These would be very nice to have. I don't know if or when I'll have time to implement them. Feel free to implement them yourself and submit a pull request or pick one of the other 1000+ things to do.
Making controllers in JavaScript can be frustrating. One idea is to make that easy is to use some kind of structured drawing program like InkScape or Powerpoint or even Google Docs Presentation so design a controller. Export it to SVG, then run some tool on it that generates the controller or use the SVG directly in the controller.
The idea is somehow you'd label different areas as buttons, sliders, dpads, whatever with ids and there'd be some higher level API that would just automatically emit messages inside Unity based on those ids and or keep track of their state "pressed", "not pressed", etc.
It would make some things easier but at the possible expensive of flexibility.
One issue is I don't know of any structured drawing programs that let you set ids or other metadata on shapes so some other creative ideas would be needed like using text boxes in groups to label things or something.
For now, copying an existing controller from another game and modifying it is probably the way to go
One of the biggest issues with controllers is they're written in HTML5 using HTML5 elements. Those elements get shifted around in different ways with CSS and various browsers, phones, etc.
Drawing them in a canvas would make it very easy to just scale the drawing or scale the canvas removing most of those issues.

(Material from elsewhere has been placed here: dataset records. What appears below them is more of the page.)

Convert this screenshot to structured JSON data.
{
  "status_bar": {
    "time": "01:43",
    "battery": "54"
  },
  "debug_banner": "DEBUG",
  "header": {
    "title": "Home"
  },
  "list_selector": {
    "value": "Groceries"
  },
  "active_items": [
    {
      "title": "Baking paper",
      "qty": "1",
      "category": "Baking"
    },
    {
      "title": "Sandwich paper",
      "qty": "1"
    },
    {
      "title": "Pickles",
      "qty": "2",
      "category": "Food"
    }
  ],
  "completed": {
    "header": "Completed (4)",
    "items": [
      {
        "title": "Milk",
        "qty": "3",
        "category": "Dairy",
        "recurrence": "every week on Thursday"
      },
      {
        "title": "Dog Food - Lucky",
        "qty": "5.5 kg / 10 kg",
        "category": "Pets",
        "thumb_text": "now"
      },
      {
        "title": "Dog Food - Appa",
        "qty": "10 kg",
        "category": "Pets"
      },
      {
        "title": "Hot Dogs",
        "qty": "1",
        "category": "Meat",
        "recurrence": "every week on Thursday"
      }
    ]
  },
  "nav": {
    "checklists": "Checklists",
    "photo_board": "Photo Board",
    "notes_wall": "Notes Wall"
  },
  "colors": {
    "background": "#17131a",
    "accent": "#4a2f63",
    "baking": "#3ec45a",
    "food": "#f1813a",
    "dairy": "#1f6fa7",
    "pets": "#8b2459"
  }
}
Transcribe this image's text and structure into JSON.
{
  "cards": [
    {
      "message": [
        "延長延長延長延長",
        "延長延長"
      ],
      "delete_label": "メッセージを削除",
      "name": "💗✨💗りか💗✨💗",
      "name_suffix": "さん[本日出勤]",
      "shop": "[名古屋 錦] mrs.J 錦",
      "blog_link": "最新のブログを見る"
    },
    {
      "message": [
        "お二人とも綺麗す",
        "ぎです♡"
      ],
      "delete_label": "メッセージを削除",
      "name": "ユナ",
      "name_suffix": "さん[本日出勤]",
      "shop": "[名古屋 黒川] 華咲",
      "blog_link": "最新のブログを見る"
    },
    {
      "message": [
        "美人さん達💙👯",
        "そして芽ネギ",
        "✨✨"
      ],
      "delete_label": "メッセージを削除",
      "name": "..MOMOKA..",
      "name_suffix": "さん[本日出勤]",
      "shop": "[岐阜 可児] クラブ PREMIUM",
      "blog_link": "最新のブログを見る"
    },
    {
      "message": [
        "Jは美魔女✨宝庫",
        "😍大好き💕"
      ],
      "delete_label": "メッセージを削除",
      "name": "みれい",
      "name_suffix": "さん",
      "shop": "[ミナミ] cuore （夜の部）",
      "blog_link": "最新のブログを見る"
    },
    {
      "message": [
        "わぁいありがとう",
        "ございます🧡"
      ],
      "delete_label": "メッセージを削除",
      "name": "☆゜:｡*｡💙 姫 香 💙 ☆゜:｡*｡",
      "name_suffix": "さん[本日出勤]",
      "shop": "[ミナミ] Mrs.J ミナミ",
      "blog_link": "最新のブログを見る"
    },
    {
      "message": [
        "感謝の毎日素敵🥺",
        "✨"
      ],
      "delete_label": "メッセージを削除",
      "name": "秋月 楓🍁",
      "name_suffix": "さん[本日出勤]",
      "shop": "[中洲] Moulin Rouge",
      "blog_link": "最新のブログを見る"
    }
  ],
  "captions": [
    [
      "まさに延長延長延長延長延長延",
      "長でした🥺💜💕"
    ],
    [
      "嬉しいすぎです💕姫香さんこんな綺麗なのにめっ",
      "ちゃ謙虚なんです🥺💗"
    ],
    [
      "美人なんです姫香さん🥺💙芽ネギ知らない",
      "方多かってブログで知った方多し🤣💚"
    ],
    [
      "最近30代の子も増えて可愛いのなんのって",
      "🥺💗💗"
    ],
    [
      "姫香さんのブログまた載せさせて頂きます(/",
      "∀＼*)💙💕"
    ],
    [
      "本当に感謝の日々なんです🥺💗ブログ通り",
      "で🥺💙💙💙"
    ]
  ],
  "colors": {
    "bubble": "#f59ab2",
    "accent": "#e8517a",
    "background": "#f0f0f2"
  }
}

Another issue is unlike a native app the browser can not pick an orientation. That means if the contoller is landscape and phone is portrait the controller will just show up funny. Up to now I've worked around this by using CSS to show a "Turn the phone" msg when held in the wrong orientation for the game. Unfortunately many people have their phone locked and so they rotate their phone and nothing happens. Some of them realize they have to unlock the orientation but if I switched to rendering in a canvas I could just detect the orientation and render rotated 90 degrees and that problem would be solved. No need to unlock.
Unfortunately, there are drawbacks as well. HTML5 defines lots of styling, and other features what would all have to be hand drawn if done in canvas.